Каждый вечер, уходя к себе в гостиницу, я думал о том, что, несмотря на полное одиночество в этом городе, мне в нем сейчас живется не хуже (но и не лучше), чем жилось раньше. Время от времени, как все последние десять лет, и здесь возвращался ко мне изредка тот сон, который преследовал меня и сделался одной из тайных основ моей жизни. Его почти невозможно передать словами. В нем ничего не случается. В желтоватом густом тумане я двигаюсь бесшумно, словно на колесах, не двигая ни одним мускулом, в полной тишине. Ощущение выжженной пустыни. Ощущение безмолвия и отсутствия времени.
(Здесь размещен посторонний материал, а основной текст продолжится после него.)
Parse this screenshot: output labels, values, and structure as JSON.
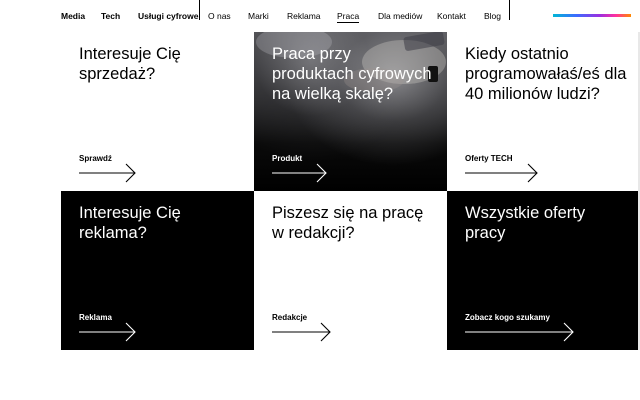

На пути моем иногда попадаются странные растения, серые, серо-желтые, как всё вокруг, как я сам. Я, может быть, спеленут? Или я деревянная кукла с неотделенными руками и ногами? Растения колючи, сухи и безмолвны, они неподвижны. Я медленно скольжу мимо них. Впереди все то же… Я думал также о том, что живу здесь временно, что я наконец сделал усилие, что-то решив, на что-то решившись, обошел препятствия, проявил волю и, может быть, нашел путь выскользнуть из своего полубытия. И еще я все больше проникался мыслью, что я человек несложный и мог бы быть сравнен с чем-нибудь, что лежит на полпути между буки-аз-ба и квантовой теорией.
Лев Львович Калягин тоже находился где-то между этими двумя полюсами: он слагался из нескольких элементов. Один из них была потребность в знакомой даме, особе средних лет, которую он никогда мне не показал, но о которой не раз говорил:
— Было время, я считался большим знатоком по женской части, олицетворением, так сказать, спроса, который порождает, как известно, предложение. Сейчас беспризорность моя требует этого, ведь я — сирота. Держать ее теплые руки в руках. У меня руки всегда ледяные, очень это неприятно, согреться хочется, как каждому человеку. Потребность чувствовать живую женщину возле себя. Вы меня, конечно, понимаете. Страсти там, или ревности, или романтизм какой был — это прошло, но беспризорность моя требует женской защиты.
И когда ему нужна была эта защита, он просил соединить его с ней по телефону. У нее было длинное имя, длинное отчество и длинная двойная фамилия, и он ласково говорил в телефон: «Соскучился по моему ангелу. Замерз, холодно беспризорному. Пожалейте беспомощного страдальца, одной ногой в гробу».